Kadınlar lehine yapılan yeni devrim yasaları boşanmayı kadınlar adına cazip hale getirmiştir. Anayasanın 10. maddesinde yapılan değişiklikle kadınlar lehine P0ZİTİF AYRIMCILIK ilkesi kabul edilmiştir. Böylece yasalarda yapılan düzenlemeler karşısında eşitlik ilkesine aykırılık iddiasında bulunma hakkı da ortadan kalkmaktadır.

Medeni Kanun’da edinilmiş mallara ortaklık rejimi, maddi-manevi tazminat kararları, velayet, nafaka, aile konutu uygulaması ile 6284 sayılı Ailenin Korunması ve Kadına şiddetin önlenmesine dair kanun kapsamında erkeği/babayı evden (aileden) uzaklaştırma hakları boşanmayı kadınlara cazip hale getirmiştir.

Yeni yasaların verdiği haklarla boşanma davası açan bir kadın; ayrı yaşama hakkını kazanırken eşini evden uzaklaştırarak (6284 sayılı Ailenin Korunması ve Kadına şiddetin önlenmesine dair kanun kapsamında 2014 verilerine göre sadece İstanbul’da 54.000 baba/erkek hakkında evden uzaklaştırma kararı verilmiştir), tüm malların yarısını almakta, çocukların (isterse) velayetini de alarak, maddi ve manevi tazminat, nafaka kararları ile aile birliği içerisinde ulaşamadığı özgürlük ve zenginliğe kavuşmaktadır.

Boşanma davalarında elde edilen sonuçlar yazılı/ sözlü medyada parlatılarak sunulduğundan cazibesi karşısında kadınlar potansiyel olarak boşanmaya meyilli olmakta, kocasına karşı tehdit unsuru olarak kullanmaktadırlar.
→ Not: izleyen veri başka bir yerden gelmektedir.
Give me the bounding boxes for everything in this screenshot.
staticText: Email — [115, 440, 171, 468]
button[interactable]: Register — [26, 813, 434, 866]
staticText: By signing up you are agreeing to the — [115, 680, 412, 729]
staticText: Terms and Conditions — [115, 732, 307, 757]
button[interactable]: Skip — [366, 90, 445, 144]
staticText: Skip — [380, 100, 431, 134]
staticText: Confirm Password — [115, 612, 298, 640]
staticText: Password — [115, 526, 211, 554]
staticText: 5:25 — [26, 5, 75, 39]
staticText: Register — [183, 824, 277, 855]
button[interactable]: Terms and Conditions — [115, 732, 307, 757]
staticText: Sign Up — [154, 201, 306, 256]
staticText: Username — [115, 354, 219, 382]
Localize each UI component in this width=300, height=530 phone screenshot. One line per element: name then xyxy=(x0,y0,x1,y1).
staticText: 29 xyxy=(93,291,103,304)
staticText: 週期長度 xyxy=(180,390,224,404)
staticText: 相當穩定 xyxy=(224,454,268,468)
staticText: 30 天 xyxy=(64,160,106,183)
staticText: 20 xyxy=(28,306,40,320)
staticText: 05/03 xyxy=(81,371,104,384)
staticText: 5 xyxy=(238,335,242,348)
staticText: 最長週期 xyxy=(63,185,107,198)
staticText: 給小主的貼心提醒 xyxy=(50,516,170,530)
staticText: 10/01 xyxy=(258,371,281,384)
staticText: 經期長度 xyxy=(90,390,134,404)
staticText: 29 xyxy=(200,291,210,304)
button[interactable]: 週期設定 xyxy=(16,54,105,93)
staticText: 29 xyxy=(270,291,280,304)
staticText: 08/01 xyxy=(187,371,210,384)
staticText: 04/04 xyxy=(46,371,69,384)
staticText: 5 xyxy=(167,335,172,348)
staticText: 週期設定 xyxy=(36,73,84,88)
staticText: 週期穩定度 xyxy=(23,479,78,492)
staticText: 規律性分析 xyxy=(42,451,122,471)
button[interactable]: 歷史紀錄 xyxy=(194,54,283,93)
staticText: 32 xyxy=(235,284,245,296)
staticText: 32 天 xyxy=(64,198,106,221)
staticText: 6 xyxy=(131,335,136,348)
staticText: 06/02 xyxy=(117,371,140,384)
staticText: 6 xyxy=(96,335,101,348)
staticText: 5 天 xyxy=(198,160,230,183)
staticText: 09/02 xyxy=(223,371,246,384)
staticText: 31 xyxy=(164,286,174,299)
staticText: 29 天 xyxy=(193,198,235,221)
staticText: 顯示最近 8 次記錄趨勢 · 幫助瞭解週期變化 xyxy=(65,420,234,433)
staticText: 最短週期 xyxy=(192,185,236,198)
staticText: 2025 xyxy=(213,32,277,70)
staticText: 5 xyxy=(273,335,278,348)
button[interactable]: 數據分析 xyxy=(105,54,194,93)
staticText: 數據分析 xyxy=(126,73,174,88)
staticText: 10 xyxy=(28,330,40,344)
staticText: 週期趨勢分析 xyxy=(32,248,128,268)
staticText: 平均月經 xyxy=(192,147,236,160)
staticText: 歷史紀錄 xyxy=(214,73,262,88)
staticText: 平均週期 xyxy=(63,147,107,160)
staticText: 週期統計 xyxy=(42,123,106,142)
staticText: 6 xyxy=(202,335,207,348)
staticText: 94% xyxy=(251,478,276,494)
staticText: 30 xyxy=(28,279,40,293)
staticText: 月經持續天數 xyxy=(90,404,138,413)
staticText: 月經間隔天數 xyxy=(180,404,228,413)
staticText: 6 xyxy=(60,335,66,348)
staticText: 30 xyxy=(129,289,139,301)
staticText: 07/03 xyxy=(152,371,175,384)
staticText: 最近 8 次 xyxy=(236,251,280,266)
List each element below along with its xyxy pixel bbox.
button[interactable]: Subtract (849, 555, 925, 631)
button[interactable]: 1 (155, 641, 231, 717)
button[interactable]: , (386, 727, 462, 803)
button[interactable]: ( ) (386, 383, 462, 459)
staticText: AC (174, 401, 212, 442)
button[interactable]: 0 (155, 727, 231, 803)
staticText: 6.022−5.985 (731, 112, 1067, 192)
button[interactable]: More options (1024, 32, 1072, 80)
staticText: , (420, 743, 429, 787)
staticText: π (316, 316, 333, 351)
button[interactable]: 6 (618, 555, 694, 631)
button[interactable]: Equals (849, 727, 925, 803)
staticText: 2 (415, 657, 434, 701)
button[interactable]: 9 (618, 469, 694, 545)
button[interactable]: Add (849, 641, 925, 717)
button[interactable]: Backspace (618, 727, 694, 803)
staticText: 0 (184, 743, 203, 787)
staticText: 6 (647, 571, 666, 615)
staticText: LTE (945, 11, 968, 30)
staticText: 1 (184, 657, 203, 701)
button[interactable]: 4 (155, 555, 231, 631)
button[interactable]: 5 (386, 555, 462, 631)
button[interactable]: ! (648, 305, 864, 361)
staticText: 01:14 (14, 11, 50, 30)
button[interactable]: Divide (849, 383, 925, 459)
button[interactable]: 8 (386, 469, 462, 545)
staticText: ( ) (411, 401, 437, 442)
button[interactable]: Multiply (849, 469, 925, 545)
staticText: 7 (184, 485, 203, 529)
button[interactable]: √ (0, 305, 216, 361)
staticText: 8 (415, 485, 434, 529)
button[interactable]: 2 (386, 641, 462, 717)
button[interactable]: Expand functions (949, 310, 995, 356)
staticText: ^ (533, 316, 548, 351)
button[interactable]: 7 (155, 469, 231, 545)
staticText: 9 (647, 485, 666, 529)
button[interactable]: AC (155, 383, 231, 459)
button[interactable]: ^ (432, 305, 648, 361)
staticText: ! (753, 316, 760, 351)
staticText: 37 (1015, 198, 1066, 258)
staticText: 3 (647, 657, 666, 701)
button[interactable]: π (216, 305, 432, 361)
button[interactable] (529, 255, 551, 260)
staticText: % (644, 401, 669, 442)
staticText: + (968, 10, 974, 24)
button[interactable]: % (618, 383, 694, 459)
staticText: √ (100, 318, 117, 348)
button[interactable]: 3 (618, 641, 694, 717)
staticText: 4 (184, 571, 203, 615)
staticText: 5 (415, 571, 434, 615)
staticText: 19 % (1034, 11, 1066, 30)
Sonuçları halen tespit edilmemekle beraber dul/bekar zengin bir kadın sınıfı doğmaktadır.

VELAYET
Medeni Kanun’da“Kişilik, çocuğun sağ olarak tamamıyla doğduğu anda başlar ve ölümle sona erer.

Çocuk hak ehliyetini, sağ doğmak koşuluyla, ana rahmine düştüğü andan başlayarak elde eder.” (m. 28) açıklanmaktadır.

5395 sayılı Çocuk Koruma Kanunun 3. maddesinde ve 5237 sayılı Türk Ceza Kanunun 6/b maddesinde 18 yaşını doldurmamış kişiyi çocuk olarak tanımlar.

Boşanma davasının açılması ve karar ile birlikte çocuğun velayeti bedeni, fikri ve ahlaki gelişmesine engel olacağı yönünde ciddi ve inandırıcı deliller bulunmuyorsa, ana şefkatine muhtaç olan küçük çocuğun velayeti anneye verilir.

Çocuğun velayetinin babaya verilmesi istisnadır. Ancak annenin çocuğun sağlığına zarar vermesi, çocuğa bakmaktan aciz olması, haysiyetsiz hayat sürmesi, sağlığının kötü durumda olması gibi sebepler halinde çocuğun velayeti anneden alınarak babaya verilebilir. Mahkeme annelik veya babalık duygularının tatmininden öte çocuğun menfaatini dikkate alarak velayeti belirler. Zira çocuğun menfaati ve geleceği bu duyguların tatmininden çok daha önemlidir.”